I feel like it is that time of the year when, at least for me, I start to get frustrated, complacent and even uninterested with everything. It’s still winter, but yet it’s March and I feel like spring should be here already. Enter frustration. It’s still cold and slightly rainy at times and it’s just easier to go home after work, watch TV and then go to bed. Enter complacent. I get home and I’m just bored. Bored with cooking, bored with the TV, bored with the routine of going out every weekend and doing the same thing. Enter uninterested.
As I sit trying to write this post about my homemade mac and cheese, I am feeling at a loss for words. Nothing extremely exciting is going on in my life currently and I feel like this frustration with winter has gotten the best of me. I really need a good kick of vitamin D, and soon, or I am afraid this mental block I have going on is going to be harder to kick than usual. My parents have been in Florida since January (I’m extremely jealous and miss them terribly) and I am hoping to visit them before the end of this month, so hopefully the Florida sunshine will give me that jolt of life I’ve been craving.
My Dad and cousin Michael in Florida…where I wish I was!
Speaking of cravings, I got home last night and for some reason could not shake the thought of eating mac and cheese for dinner. Not the kind from the box, but the gooey, cheesy, creamy homemade kind. I’ve never made this on my own before, as I really do enjoy the kind from the box, and I had no idea or recipe on how to make it from scratch. I had an idea in my mind of how this would go down, but I did some research before I took some ingredients from my fridge and made my own version of homemade mac and cheese.

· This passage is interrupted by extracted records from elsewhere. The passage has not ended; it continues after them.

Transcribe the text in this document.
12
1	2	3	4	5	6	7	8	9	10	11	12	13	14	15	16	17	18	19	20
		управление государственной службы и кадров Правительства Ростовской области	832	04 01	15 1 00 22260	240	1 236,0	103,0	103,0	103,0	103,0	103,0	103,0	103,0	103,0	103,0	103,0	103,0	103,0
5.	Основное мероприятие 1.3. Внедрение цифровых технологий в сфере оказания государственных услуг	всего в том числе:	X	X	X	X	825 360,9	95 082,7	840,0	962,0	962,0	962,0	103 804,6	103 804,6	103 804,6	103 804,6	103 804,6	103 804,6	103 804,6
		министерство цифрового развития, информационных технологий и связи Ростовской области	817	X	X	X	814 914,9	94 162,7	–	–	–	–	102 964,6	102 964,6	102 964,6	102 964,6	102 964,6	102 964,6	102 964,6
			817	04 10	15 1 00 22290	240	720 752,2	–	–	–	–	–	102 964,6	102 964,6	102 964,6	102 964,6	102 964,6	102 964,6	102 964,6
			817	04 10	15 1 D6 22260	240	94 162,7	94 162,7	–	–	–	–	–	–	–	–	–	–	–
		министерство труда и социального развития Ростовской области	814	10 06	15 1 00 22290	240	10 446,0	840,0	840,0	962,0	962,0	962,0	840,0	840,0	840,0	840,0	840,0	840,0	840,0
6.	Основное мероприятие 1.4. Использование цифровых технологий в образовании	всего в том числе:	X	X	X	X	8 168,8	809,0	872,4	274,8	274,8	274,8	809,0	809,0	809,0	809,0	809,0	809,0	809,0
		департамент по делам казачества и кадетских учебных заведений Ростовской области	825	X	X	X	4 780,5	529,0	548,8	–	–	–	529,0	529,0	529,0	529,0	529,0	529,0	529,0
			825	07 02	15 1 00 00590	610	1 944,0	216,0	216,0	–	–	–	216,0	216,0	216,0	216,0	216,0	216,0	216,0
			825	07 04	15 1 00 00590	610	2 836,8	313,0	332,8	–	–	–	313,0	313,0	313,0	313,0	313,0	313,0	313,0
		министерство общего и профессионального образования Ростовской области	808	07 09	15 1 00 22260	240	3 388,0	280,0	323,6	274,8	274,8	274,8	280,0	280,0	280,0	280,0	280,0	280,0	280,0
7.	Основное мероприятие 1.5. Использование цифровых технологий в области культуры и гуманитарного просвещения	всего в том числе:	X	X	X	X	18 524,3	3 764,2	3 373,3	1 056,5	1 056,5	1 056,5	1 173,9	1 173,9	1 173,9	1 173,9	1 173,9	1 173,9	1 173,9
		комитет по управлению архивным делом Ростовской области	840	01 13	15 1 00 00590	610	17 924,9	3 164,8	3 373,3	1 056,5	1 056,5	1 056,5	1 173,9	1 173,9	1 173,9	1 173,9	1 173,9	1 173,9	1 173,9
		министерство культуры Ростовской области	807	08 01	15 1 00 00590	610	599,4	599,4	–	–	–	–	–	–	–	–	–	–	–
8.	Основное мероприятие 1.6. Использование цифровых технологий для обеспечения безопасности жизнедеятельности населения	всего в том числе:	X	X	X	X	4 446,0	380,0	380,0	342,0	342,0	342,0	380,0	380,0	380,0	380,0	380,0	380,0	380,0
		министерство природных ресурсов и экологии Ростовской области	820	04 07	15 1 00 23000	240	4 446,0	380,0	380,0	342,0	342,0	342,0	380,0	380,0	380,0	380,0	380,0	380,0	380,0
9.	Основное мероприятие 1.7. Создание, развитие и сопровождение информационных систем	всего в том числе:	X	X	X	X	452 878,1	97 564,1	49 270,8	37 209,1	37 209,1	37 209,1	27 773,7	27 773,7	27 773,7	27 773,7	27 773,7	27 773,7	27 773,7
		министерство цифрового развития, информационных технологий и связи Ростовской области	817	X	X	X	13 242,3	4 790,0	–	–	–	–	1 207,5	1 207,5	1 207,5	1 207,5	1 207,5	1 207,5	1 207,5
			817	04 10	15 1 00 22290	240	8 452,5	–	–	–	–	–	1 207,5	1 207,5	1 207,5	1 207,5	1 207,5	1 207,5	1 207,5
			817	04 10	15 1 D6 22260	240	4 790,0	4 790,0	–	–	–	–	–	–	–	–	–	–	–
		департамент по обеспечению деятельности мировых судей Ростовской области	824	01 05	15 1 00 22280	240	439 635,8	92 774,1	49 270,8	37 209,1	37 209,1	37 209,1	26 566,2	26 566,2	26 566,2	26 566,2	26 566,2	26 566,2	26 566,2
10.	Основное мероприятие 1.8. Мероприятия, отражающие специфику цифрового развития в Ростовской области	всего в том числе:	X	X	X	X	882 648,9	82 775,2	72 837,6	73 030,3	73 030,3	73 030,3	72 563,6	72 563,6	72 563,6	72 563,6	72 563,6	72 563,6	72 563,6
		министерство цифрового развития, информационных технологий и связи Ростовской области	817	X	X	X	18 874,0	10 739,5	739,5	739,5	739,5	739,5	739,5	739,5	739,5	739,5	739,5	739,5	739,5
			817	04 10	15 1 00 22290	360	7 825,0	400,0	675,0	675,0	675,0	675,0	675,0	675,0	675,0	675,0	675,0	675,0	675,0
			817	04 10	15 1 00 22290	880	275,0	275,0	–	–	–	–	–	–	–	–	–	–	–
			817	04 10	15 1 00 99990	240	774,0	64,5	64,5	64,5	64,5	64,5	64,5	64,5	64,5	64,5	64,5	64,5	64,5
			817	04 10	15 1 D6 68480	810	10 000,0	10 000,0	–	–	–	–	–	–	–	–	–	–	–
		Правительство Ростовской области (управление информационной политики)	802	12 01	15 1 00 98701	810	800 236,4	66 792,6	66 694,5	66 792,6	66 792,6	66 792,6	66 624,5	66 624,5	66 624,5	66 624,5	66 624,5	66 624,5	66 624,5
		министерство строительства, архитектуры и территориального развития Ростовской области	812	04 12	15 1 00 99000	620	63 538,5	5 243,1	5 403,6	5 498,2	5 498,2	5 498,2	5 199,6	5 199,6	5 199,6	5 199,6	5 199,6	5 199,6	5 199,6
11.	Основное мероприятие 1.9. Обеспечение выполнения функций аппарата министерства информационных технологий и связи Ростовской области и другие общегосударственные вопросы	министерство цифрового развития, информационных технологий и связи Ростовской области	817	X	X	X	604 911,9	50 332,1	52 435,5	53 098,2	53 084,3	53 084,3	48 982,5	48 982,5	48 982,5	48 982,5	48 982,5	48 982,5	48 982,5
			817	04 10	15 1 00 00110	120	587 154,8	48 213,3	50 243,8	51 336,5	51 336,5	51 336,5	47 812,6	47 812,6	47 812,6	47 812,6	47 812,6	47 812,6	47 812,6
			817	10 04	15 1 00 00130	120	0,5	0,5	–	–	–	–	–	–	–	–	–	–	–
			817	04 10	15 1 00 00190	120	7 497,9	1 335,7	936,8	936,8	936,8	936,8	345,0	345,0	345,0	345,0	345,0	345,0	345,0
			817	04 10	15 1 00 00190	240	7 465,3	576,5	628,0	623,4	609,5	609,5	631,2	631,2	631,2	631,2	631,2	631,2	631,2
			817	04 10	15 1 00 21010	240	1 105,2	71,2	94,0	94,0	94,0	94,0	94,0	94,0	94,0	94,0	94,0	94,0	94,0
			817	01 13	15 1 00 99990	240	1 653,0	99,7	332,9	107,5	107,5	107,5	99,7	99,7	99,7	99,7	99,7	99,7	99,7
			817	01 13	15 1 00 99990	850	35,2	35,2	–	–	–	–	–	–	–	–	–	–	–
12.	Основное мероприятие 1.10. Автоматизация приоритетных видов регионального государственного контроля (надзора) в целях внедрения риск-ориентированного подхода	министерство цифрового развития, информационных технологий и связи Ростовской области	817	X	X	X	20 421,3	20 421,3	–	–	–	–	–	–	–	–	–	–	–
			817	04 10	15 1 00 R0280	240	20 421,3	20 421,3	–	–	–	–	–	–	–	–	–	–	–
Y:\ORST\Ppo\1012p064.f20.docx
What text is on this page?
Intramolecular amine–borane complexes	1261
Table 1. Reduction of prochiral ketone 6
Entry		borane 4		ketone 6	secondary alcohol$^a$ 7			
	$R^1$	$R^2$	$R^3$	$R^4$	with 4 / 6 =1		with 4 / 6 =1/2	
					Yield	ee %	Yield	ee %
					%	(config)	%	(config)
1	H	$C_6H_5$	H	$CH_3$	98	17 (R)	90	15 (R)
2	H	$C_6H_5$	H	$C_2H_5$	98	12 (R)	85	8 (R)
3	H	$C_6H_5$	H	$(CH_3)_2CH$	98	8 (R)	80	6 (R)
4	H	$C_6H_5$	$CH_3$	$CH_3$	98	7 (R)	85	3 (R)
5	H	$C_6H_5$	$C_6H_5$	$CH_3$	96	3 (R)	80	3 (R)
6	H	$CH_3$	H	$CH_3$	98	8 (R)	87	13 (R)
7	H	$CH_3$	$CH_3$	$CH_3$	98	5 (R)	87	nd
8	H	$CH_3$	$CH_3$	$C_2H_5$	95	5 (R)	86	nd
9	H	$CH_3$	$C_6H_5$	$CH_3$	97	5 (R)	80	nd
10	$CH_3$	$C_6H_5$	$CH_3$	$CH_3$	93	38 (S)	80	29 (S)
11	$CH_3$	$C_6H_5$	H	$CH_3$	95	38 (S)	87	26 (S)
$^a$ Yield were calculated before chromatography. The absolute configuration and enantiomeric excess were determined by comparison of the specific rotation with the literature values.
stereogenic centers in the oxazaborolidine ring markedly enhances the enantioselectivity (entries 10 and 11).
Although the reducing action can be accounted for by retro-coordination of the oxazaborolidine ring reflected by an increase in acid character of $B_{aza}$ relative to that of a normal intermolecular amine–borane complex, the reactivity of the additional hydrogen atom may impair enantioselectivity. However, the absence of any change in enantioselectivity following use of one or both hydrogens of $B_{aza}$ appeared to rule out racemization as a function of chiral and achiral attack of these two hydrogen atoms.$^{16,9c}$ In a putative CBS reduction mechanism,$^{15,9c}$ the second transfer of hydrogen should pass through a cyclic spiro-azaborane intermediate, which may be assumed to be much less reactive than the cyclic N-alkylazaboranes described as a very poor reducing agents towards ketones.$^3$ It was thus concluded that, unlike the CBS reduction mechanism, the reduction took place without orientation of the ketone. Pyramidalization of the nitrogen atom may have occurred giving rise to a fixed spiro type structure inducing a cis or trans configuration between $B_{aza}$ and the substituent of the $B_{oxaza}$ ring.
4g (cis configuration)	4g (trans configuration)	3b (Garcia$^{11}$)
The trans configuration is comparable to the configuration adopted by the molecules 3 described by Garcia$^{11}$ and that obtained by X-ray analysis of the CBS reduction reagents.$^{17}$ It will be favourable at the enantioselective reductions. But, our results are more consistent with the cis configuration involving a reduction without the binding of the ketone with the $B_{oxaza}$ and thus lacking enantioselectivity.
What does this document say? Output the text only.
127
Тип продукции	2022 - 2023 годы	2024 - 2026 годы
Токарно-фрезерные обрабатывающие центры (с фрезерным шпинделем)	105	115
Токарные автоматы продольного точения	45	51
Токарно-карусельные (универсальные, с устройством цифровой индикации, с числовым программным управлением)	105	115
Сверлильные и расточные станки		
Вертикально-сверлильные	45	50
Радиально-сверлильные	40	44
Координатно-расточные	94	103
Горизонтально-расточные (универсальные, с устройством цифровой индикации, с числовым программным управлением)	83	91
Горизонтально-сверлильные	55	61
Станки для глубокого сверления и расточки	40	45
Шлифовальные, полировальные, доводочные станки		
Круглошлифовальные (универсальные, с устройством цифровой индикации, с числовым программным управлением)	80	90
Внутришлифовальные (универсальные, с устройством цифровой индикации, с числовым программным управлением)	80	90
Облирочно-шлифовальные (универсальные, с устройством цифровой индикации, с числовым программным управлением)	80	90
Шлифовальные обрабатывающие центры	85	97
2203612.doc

I had high hopes at first, as the sauce was tasting amazing as it cooked on the stove, but then the kitchen disaster occurred. I had a feeling I should not have been in the kitchen last night, but I wanted mac and cheese and I was bored, so I had a kitchen adventure. So while doing my research I had read a tip to add some boiling pasta water to the sauce to make it creamier right before serving. Sure this is a great idea in theory, but it literally took all the flavor out of my sauce. I had to add in so much salt and pepper after I mixed the sauce with the pasta and I hate doing that. I always want my cooking to be so perfectly seasoned that there is no need for extra seasoning, but that was not the case last night.
Homemade Mac and Cheese
1 lb of shells or elbow macaroni
1/4 cup butter
3 tablespoons flour
3 cups skim milk
3 pieces Munster cheese
1/4 block fat-free cream cheese
1 package shredded cheese
salt & pepper to taste
Nutmeg (to taste)
Paprika (to taste)
In a large pot bring salted water to a boil. Cook pasta for 8-10 minutes or until tender.
While the water is boiling, in a medium sauce pan, melt the butter. Once melted, slowly add in the flour and whisk continuously for 5-7 minutes. Make sure it does not get lumpy and do not burn. Once the flour and butter have turned into a thicker liquid, add in the egg (whisked), milk, cheese and then season with paprika, nutmeg, salt and pepper.
Stir continuously until creamy. If it turns out too thick, you may want to save a bit of the boiling pasta water and add in at the end, but be sure not to use too much or it will take out the flavor of the cheese sauce (a ladle full at most). Drain pasta and mix with cheese sauce and serve!
The recipe really didn’t turn out that bad, except for the extra water I added. Hopefully next time I can fix a few of my mistakes and make it even better! Unfortunately, I don’t think my family has a “family recipe” for this amazing thing called mac and cheese. It has been, and still is, one of my favorite things in the world. I lived off mac and cheese as a child and I am pretty sure I still could if I truly had no cares in the world! Oh, to be 5 again.